Saat ini 40% penduduk Indonesia berada di dalam lapisan bawah piramida penduduk yang akan naik ke lapisan usia produktif lima belas tahun mendatang. Manfaat dari jumlah orang sebesar ini bergantung dari dua faktor utama: produktivitas dan ketersediaan lapangan kerja.
Productivity growth adalah salah satu pengukuran efisiensi sebuah produksi. Dalam kasus ini, kita akan lebih fokus ke produktivitas tengaga kerja, atau pengukuran jumlah barang yang dihasilkan per satuan jam bekerja. Menurut laporan McKinsey Global Institute awal tahun ini, untuk sepenuhnya menikmati bonus dari transisi demografi ini, emerging economies seperti Indonesia harus meningkatkan productivity rate sebesar 57%, dari 2.8% menjadi 4.4%. Salah satu cara untuk meningkatkan pertumbuhan produktivitas adalah dengan konsentrasi aktivitas perekonomian dari industry agraris yang tergolong low-productivity ke sector manufaktur dan jasa.
Selain productivity growth, kualitas dari tenaga kerja pun perlu kita perhatikan. Salah satu faktor penting penentu kualitas tenaga kerja adalah kesehatan. Ternyata, 37% balita Indonesia mengalami stunting atau tubuh yang lebih pendek dari yang seharusnya. Hal ini bukan hanya buruk dalam segi estetika, namun juga kesehatan pada umumnya karena stunting adalah gejala kekurangan gizi. Sungguh keadaan yang mengkhawatirkan mengingat balita-balita inilah yang akan tumbuh dan mengisi lapisan populasi usia produktif yang diharapkan dapat mendongkrak perekonomian Indonesia.
Mungkin ada yang berpikir bahwa untuk meningkatkan gizi, kita harus lebih ’kaya’ agar bisa menyiapkan makanan yang lebih bergizi dan untuk itu pemerintah harus membantu rakyatnya yang kurang beruntung. Kenyataanya, tidak selamanya mereka yang lebih beruntung secara finansial lantas mengkonsumsi makanan yang lebih bergizi. Ternyata, dengan semakin banyak pendapatan, semakin tinggi juga kecenderungan untuk makan di luar rumah, terutama junk food. Maka dari itu, pemerintah harus segera membuat program untuk meningkatkan kesadaran gizi dalam berbagai lapisan masyarakat.

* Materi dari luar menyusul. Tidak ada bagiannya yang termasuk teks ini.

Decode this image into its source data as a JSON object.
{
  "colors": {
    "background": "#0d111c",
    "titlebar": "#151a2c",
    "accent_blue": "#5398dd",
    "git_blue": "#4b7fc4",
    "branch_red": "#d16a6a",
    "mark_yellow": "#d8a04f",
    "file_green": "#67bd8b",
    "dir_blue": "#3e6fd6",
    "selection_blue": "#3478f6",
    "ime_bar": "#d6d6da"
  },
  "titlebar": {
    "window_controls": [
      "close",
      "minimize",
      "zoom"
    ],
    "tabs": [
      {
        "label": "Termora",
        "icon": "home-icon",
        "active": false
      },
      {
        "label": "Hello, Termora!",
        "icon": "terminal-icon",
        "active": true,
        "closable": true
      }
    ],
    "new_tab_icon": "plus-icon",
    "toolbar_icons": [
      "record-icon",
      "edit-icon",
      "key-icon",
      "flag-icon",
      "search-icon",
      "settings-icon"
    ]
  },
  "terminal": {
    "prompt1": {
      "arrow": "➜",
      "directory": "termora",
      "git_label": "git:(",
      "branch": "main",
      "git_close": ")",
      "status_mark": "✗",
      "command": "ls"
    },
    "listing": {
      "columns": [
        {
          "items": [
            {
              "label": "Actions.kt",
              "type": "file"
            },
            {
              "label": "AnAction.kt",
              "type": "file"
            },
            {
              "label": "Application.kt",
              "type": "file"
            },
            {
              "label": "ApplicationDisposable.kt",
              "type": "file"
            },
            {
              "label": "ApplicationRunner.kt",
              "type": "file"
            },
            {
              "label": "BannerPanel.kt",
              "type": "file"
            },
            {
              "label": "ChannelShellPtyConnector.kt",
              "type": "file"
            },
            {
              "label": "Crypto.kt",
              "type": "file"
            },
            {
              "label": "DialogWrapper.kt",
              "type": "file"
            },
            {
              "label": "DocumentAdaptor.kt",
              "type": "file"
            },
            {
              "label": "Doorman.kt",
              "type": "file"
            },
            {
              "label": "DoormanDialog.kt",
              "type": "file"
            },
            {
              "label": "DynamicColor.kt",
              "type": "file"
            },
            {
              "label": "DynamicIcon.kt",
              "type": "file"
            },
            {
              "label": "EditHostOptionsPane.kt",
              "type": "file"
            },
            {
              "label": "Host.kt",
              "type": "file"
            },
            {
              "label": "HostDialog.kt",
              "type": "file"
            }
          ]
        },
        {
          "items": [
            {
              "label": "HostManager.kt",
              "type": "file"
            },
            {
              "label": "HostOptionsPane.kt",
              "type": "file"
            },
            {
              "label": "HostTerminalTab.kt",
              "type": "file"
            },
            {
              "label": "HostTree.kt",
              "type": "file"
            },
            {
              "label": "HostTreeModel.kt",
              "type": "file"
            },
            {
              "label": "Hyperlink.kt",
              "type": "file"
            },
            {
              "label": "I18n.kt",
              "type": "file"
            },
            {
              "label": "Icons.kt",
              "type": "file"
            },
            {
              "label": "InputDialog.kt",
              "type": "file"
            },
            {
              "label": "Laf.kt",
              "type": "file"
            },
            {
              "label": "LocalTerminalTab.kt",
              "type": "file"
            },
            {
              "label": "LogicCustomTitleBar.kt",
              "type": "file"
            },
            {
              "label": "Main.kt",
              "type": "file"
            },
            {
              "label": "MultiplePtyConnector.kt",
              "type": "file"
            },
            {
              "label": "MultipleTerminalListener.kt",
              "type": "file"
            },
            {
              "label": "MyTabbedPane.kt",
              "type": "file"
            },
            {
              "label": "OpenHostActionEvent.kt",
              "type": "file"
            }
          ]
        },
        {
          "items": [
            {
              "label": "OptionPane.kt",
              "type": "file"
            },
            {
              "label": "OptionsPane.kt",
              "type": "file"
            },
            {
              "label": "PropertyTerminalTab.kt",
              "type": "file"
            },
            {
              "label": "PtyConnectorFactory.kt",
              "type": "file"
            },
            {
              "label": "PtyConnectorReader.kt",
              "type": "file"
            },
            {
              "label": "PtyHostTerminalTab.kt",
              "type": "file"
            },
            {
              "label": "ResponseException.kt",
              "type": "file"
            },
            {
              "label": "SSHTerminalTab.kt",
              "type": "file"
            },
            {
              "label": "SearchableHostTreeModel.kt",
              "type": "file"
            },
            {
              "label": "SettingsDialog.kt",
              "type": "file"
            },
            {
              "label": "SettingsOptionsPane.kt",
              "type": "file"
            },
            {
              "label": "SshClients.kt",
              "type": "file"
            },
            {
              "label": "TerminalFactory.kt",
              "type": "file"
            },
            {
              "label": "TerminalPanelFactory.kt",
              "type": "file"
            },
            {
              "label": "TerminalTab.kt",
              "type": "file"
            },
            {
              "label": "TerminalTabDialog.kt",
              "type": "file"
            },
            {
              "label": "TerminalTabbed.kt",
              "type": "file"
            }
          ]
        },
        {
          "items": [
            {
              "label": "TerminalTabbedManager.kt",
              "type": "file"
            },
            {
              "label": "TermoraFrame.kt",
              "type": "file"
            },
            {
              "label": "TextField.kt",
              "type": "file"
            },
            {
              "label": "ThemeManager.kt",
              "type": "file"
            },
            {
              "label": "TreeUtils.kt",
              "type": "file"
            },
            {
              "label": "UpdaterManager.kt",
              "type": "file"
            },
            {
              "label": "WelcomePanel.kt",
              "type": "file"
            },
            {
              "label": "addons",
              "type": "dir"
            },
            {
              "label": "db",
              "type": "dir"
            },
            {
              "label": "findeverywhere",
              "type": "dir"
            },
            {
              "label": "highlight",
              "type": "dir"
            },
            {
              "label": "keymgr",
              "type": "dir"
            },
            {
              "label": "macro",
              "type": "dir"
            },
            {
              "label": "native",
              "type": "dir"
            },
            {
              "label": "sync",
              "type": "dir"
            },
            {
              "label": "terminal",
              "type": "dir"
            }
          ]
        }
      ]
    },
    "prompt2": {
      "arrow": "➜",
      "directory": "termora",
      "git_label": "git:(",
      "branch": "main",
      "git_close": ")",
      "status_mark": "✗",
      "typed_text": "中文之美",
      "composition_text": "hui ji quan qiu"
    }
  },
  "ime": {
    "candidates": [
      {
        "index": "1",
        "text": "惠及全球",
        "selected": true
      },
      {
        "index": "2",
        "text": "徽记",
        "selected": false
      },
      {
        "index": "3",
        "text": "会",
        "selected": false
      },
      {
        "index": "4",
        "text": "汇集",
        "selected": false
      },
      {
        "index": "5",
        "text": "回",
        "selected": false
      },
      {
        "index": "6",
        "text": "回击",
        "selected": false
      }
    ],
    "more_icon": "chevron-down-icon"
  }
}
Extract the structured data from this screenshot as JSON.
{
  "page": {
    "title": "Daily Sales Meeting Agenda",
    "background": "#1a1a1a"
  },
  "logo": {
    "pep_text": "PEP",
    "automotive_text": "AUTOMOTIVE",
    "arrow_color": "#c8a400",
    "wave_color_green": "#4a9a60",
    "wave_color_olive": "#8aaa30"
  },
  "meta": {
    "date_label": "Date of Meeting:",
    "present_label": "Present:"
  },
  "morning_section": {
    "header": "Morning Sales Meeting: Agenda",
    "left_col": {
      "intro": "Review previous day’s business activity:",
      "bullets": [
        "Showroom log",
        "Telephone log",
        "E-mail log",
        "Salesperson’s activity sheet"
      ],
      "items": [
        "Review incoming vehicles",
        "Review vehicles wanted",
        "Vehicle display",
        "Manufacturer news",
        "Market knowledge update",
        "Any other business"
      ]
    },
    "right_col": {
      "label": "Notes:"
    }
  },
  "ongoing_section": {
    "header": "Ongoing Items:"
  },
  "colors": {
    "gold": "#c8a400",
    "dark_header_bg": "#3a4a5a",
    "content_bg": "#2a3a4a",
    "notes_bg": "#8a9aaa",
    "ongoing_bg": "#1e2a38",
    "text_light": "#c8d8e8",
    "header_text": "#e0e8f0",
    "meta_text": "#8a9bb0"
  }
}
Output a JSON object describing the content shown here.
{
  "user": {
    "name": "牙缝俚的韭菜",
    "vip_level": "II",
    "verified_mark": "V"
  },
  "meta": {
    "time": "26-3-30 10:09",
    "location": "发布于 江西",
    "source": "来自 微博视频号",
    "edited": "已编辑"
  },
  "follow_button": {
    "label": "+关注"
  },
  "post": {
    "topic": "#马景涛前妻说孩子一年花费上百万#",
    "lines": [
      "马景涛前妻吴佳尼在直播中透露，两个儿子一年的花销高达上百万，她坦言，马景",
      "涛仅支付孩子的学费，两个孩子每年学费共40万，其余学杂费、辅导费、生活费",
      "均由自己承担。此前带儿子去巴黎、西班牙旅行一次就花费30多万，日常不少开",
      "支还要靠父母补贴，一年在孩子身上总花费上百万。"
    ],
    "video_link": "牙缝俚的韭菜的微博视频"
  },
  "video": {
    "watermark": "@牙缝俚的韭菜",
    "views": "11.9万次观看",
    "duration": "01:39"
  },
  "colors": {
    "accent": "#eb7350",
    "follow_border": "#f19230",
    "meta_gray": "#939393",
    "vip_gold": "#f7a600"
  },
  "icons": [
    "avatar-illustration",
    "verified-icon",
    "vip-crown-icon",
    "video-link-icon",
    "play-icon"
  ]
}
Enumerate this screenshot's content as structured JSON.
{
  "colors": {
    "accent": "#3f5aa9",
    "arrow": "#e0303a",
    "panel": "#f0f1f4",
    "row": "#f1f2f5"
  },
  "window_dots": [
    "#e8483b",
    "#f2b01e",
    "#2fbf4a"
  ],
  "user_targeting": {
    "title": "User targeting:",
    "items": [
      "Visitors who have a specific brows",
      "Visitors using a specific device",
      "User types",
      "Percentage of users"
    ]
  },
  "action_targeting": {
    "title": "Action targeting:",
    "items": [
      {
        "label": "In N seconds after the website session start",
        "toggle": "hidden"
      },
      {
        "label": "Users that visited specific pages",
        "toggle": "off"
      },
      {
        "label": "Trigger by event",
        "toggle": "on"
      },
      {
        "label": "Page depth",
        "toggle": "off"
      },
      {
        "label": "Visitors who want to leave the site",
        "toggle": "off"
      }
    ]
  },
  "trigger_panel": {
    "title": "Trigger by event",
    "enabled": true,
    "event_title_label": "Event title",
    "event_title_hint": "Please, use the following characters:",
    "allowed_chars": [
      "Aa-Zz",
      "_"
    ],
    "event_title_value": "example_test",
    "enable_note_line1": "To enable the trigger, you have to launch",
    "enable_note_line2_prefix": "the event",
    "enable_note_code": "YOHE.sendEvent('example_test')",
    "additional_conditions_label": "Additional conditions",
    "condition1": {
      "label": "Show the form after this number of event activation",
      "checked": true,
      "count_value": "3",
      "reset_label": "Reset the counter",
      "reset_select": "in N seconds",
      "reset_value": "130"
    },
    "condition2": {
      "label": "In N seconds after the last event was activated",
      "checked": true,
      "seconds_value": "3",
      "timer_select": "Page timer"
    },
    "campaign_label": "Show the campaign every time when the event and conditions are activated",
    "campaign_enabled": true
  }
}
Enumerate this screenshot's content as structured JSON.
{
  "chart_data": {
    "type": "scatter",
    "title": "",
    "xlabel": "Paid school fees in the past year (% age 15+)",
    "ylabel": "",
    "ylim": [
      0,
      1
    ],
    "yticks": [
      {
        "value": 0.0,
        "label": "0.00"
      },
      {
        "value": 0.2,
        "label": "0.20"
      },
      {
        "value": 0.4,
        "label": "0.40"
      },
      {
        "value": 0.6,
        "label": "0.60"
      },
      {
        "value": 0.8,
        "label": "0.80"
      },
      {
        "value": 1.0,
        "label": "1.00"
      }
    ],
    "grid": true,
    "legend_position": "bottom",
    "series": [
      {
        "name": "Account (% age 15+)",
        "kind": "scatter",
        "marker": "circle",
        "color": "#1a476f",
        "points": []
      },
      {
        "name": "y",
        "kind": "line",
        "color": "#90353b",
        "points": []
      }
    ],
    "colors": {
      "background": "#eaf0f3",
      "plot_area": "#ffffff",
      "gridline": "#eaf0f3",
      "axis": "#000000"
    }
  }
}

Segera, karena kecukupan gizi adalah awal dari peningkatan kualitas sumber daya manusia yang kemudian mendatangkan pertumbuhan ekonomi yang baik. Bukan sebaliknya seperti menurut keyakinan pada umumnya. Mengejutkan memang, program seperti ini belum pernah terdengar sebelumnya padahal masalah ini cukup genting dan kita sudah mendapat target dari PBB untuk mengurangi stunting pada balita sebesar 50% pada 2025 nanti.
Faktor kedua yang tidak kalah penting adalah pendidikan. Indonesia sudah mencanangkan program wajib belajar 9 tahun, namun hal ini belum cukup. Di era kompetisi global, pengusaha domestik dan asing tentu akan mempekerjakan pekerja dengan kemampuan tinggi. Sayangnya, kurang dari 10% penduduk Indonesia berhasil duduk di bangku perguruan tinggi. Ini tentu harus menjadi fokus perhatian pemerintah untuk menjadikan transisi demografi Indonesia sebuah bonus.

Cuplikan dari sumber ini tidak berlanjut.